L’impératif de l’épargne longue

Les embarras du moment ont éclipsé les préoccupations de long terme, qui n’ont pourtant pas disparu. Dans la campagne électorale en cours, par exemple, la question des retraites n’est abordée que de manière allusive, comme une figure imposée. Mais personne ne croit plus vraiment que les systèmes institutionnels tiendront la rampe en l’état. Même après les dernières réformes. Ce qui a temporairement anesthésié le vieux débat entre les tenants de la capitalisation et ceux de la répartition. Un débat qui ne sera probablement jamais clos, car il n’offre pas de réponse indiscutable. Les revenus servis à ceux qui ne sont plus en activité sont, dans les deux cas, prélevés sur l’économie productive ; seules changent les modalités de versement. Si bien que les disputes à venir porteront davantage sur la proportion entre les cotisations obligatoires de la répartition et les contributions volontaires de la capitalisation.

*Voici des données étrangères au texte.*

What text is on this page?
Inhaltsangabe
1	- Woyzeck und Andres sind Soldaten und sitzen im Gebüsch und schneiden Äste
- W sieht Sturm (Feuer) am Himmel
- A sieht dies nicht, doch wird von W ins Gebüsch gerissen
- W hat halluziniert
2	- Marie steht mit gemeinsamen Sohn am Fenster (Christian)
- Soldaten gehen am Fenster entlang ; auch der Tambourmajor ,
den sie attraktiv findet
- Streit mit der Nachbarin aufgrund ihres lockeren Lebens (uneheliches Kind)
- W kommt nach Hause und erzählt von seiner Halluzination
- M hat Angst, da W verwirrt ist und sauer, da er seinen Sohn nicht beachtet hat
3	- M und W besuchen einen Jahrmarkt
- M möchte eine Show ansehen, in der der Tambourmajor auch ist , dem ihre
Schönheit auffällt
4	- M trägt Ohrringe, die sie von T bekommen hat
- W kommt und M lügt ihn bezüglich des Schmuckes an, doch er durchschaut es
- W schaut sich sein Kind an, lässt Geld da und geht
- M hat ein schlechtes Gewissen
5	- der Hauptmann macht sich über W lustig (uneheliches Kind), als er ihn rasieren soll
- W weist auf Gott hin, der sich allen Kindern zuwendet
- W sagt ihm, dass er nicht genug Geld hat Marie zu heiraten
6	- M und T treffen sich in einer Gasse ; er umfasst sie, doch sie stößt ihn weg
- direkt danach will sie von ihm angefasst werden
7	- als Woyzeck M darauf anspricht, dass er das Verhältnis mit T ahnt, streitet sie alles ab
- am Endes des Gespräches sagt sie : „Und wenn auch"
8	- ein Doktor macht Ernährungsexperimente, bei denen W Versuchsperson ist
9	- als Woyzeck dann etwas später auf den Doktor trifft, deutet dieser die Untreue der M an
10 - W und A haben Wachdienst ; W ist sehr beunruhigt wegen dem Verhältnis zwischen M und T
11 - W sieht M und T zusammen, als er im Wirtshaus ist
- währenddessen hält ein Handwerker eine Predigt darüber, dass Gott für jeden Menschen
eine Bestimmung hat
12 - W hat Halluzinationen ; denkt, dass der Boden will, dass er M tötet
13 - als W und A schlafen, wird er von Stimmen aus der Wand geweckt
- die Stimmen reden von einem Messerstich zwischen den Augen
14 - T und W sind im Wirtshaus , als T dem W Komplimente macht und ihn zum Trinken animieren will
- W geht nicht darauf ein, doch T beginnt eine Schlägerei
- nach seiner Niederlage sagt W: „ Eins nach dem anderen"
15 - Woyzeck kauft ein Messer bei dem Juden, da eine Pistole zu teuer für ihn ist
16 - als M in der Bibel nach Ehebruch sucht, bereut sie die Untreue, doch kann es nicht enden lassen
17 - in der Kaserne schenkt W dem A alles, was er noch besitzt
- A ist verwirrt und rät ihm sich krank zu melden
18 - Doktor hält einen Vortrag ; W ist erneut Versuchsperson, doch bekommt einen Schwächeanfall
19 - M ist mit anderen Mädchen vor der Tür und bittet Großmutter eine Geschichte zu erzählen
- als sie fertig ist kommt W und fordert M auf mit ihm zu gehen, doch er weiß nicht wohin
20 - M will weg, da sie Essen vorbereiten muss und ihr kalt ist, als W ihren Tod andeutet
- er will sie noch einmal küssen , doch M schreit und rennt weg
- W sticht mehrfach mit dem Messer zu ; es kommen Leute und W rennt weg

C’est dans ce contexte que s’inscrit le « Manifeste pour l’épargne longue » défendu conjointement par les assureurs français et leurs homologues italiens. Les arguments développés par ces institutionnels ne sont pas nouveaux : ce sont ceux qu’ils défendent depuis toujours. Un plaidoyer pro domo, certes, mais dont il faut reconnaître la pertinence : 1. Le taux de remplacement (pourcentage du revenu d’activité à attendre des régimes obligatoires) ne cesse de s’éroder. Le retraité devra donc disposer d’autres ressources pour protéger son train de vie. 2. La prospérité future passe par un niveau élevé d’investissements. Lesquels réclament la mobilisation de financements à long terme, dont les assureurs se sont fait une spécialité. 3. Pour l’équilibre actif/passif, clef de voûte de l’industrie de l’assurance, il faut pouvoir capter une épargne à long terme. Il est donc important de protéger, voire de renforcer, les incitations fiscales qui sont un catalyseur efficace au réflexe d’épargne. Pour les rédacteurs du manifeste, il s’agit, on l’a compris, de sensibiliser les compétiteurs politiques aux intérêts de leur propre secteur, intimement liés à ceux de la collectivité – ce qui n’est pas douteux. L’alerte n’est pas anecdotique car eux non plus n’échappent pas au schéma de Ponzi, sur lequel fonctionne la société tout entière, sans que l’on veuille toujours l’admettre. Il faut prendre en compte ce paradoxe : une compagnie d’assurances bien installée ferait de substantiels bénéfices si elle interrompait toute activité de commercialisation, laquelle consomme beaucoup d’argent. Mais une telle décision reviendrait pour elle à manger son pain blanc. Et celui de ses assurés, par la même occasion. Sans un flux ininterrompu d’épargne longue, ces derniers se retrouveraient légalement madoffisés. Le répit n’est pas permis.